• freelance web-grafik tasarımı işiyle uğraşanların duymaktan nefret ettikleri ödeme savuşturma cümlesi.

    oğlum bak anlaşalım; "sana para ödemiycez bak şurdan siktir git" deyin ama bu cümleyi kurmayın lan. çok sinir bozucu amk.

    sen 1200 tıkla yapamıyorsun diye bana yaptırıyosun zaten eşşoğlusu bırak da 2 tık tıkla halledeyim. biz taş mı yiycez? çoluk çombalak bakıyoruz lan biz de delirtmeyin adamı. (bkz: logoyu biraz bütüyelim) dedin büyüttük işte neyin peşindesin?
  • genelde kısa sürede sorunu çözüme ulaştıran tüm hizmet sektörü erbablarının duyabileceği cümledir. müşteri, ödediği ücretin karşılığında hizmeti sağlayanın, onarımı yapanın uğraşmasını ister. çünkü, bu kadar kolay olduğunu bilse kendi yapardı. işte oradaki kilit cümle bilmek. bilgi güçtür. güç sizinle olsun.
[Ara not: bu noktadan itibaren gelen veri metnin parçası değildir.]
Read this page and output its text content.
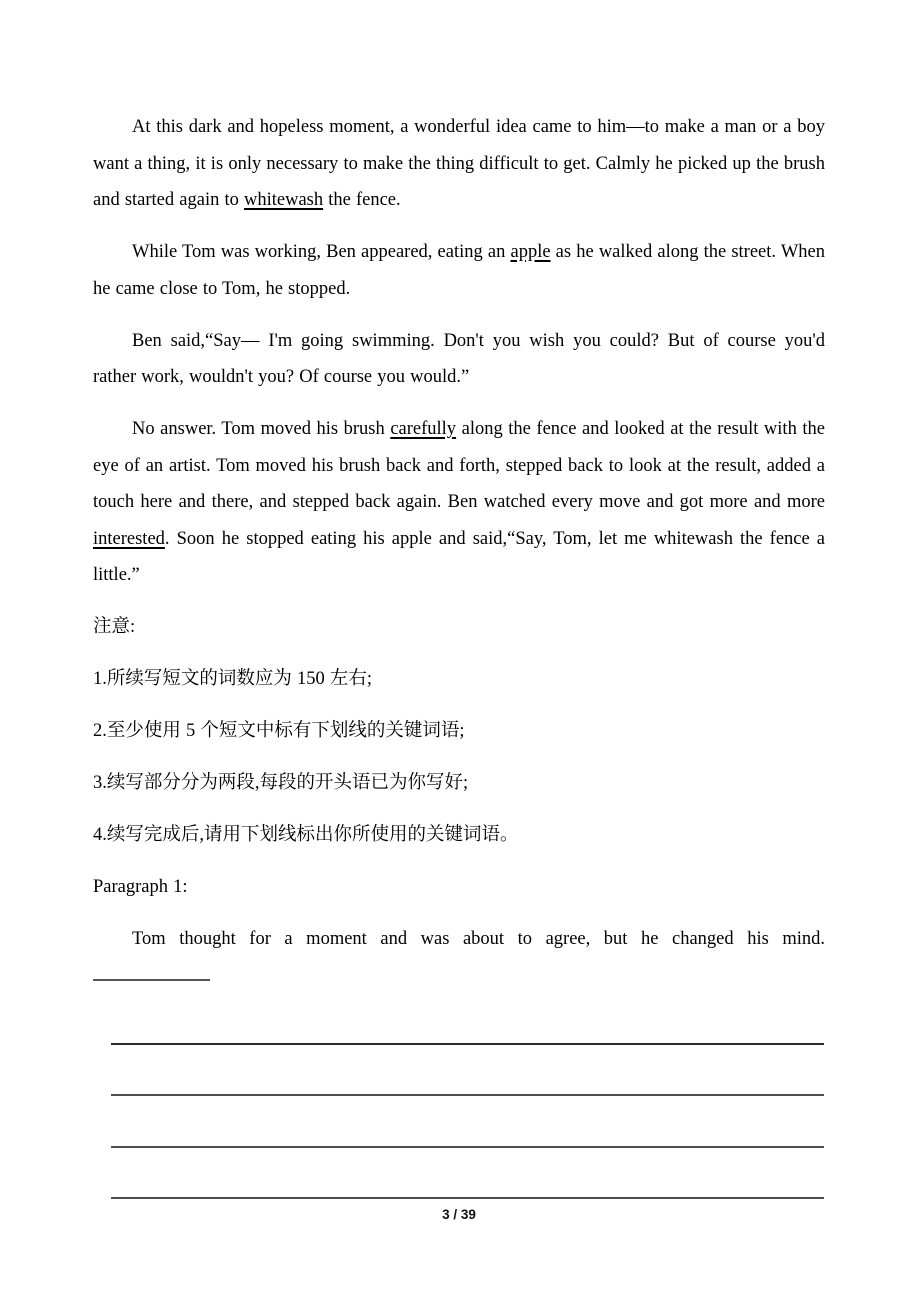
At this dark and hopeless moment, a wonderful idea came to him—to make a man or a boy want a thing, it is only necessary to make the thing difficult to get. Calmly he picked up the brush and started again to whitewash the fence.

While Tom was working, Ben appeared, eating an apple as he walked along the street. When he came close to Tom, he stopped.

Ben said,“Say— I'm going swimming. Don't you wish you could? But of course you'd rather work, wouldn't you? Of course you would.”

No answer. Tom moved his brush carefully along the fence and looked at the result with the eye of an artist. Tom moved his brush back and forth, stepped back to look at the result, added a touch here and there, and stepped back again. Ben watched every move and got more and more interested. Soon he stopped eating his apple and said,“Say, Tom, let me whitewash the fence a little.”

注意:

1.所续写短文的词数应为 150 左右;

2.至少使用 5 个短文中标有下划线的关键词语;

3.续写部分分为两段,每段的开头语已为你写好;

4.续写完成后,请用下划线标出你所使用的关键词语。

Paragraph 1:

Tom thought for a moment and was about to agree, but he changed his mind.

3 / 39
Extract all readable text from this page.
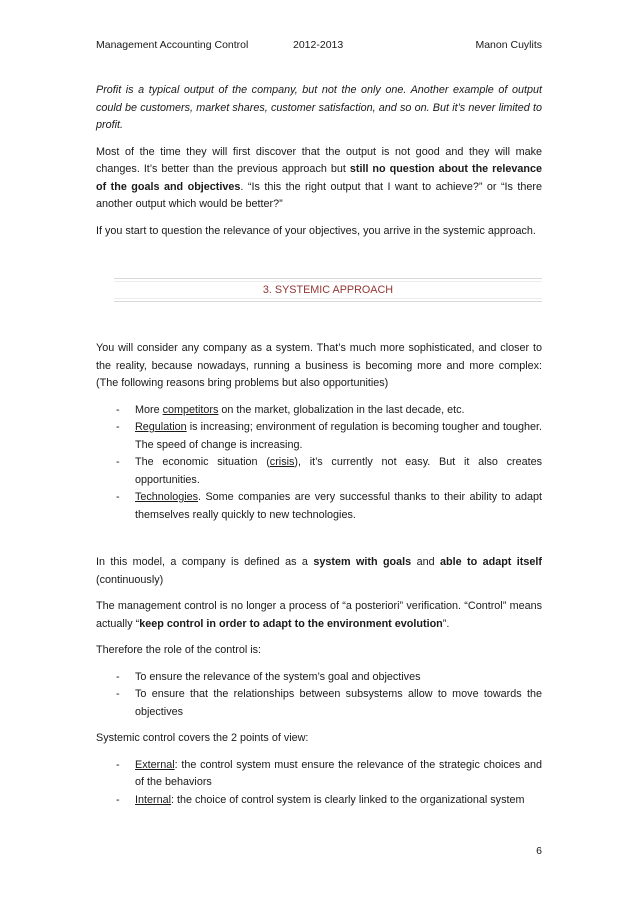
Management Accounting Control	2012-2013	Manon Cuylits

Profit is a typical output of the company, but not the only one. Another example of output could be customers, market shares, customer satisfaction, and so on. But it’s never limited to profit.

Most of the time they will first discover that the output is not good and they will make changes. It’s better than the previous approach but still no question about the relevance of the goals and objectives. “Is this the right output that I want to achieve?” or “Is there another output which would be better?”

If you start to question the relevance of your objectives, you arrive in the systemic approach.

3. SYSTEMIC APPROACH

You will consider any company as a system. That’s much more sophisticated, and closer to the reality, because nowadays, running a business is becoming more and more complex: (The following reasons bring problems but also opportunities)

- More competitors on the market, globalization in the last decade, etc.
- Regulation is increasing; environment of regulation is becoming tougher and tougher. The speed of change is increasing.
- The economic situation (crisis), it’s currently not easy. But it also creates opportunities.
- Technologies. Some companies are very successful thanks to their ability to adapt themselves really quickly to new technologies.

In this model, a company is defined as a system with goals and able to adapt itself (continuously)

The management control is no longer a process of “a posteriori” verification. “Control” means actually “keep control in order to adapt to the environment evolution”.

Therefore the role of the control is:

- To ensure the relevance of the system’s goal and objectives
- To ensure that the relationships between subsystems allow to move towards the objectives

Systemic control covers the 2 points of view:

- External: the control system must ensure the relevance of the strategic choices and of the behaviors
- Internal: the choice of control system is clearly linked to the organizational system
6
    -adam geldi, 2 dk durdu 100 lira aldı gitti.

    veya

    -arabayı servise götürdüm, bir şey de yapmadılar ha. 2 dk sonra teslim ettiler, 200 lira aldılar amk.
  • bu başlığı açarken hiç teknik bir mevzu aklıma gelmemişti, zira meslek hayatımda oldukça sık şahit olduğum bir hasta- hasta yakını söz öbeğidir bu. daha çok dahili bilim hekimleri bu söze maruz kalmaktadır. muayene olduktan sonra yeterince memnun olmayan hastalar sıkıntılarını bu şekilde dile getirirler doktorlarına. bana sorarsanız kavgada bile söylenmeyecek derecede kötüdür. diğer entry lerde de bahsedildiği gibi emek veren, kendi alanında uzman olan insana böyle söylenmesi hem kırıcı hem de kızdırıcı. iki tık tık şeklinde aşağılama bizde akciğer - kalp muayenesi hikayelerinde geçer. lafın gelişi, akciğerde 35 değişik ses duyuluyorsa, bunun bir tanesi normalken diğer 34 ü anormaldir, ayrıca hangisi hangi hastalığa aittir, bunları bilerek dinliyor adam, o kadar da hafife almamalı yani. kalp seslerine hiç girmiyorum farkındaysanız. her mesleki alanda sezarın hakkını sezara vermeliyiz. çilingir kapıyı açtı bilmem kaç lira aldı diyemeyiz, kapıyı kırmadan açabilsek onu çağırmazdık zaten.
  • - ulağnn tuğhtu çehti bir dişi 100 lira istiyor zahar

    gibi versiyonları mevcut olduğundan anlamak da güçlük çekmediğim suser beyanı.
  • aslında ülkemizin sorunu olan genel bir durumun örneklerinden yalnızca biri olan söylem. diğer ülkeleri bilemeyeceğim için ülkemizle sınırlıyorum.

    artık çağımızda bilgi, alınıp satılabilen ve kendi başına değeri olan bir unsurdur. birçok meslek dalı da bilgi satmanın ekmeğini yer (birçok alandaki danışmanlar, avukatlar, psikologlar, doktorlar ve başlığa konu olan tasarımcılar). doktorlar için de "oturduğu yerden bakıp iki kelime edip para kazanıyor" lafını duyarsınız, avukatlar için de. çünkü pratiğe dökümü salt fiziksel emekle olmayınca mesleklerin, göze bi az gelir küçümsenir.

    50 derecede çalışan işçinin kazandığı parayla kıyaslamak da bu düşünce sisteminin ürünüdür. çünkü işçi bedenini harap ederek parasını hak ediyordur, peki ya müyendis?

    azalarak bitmesi gerekendir. bilgiye değer vermezsek kolay ulaşamayız.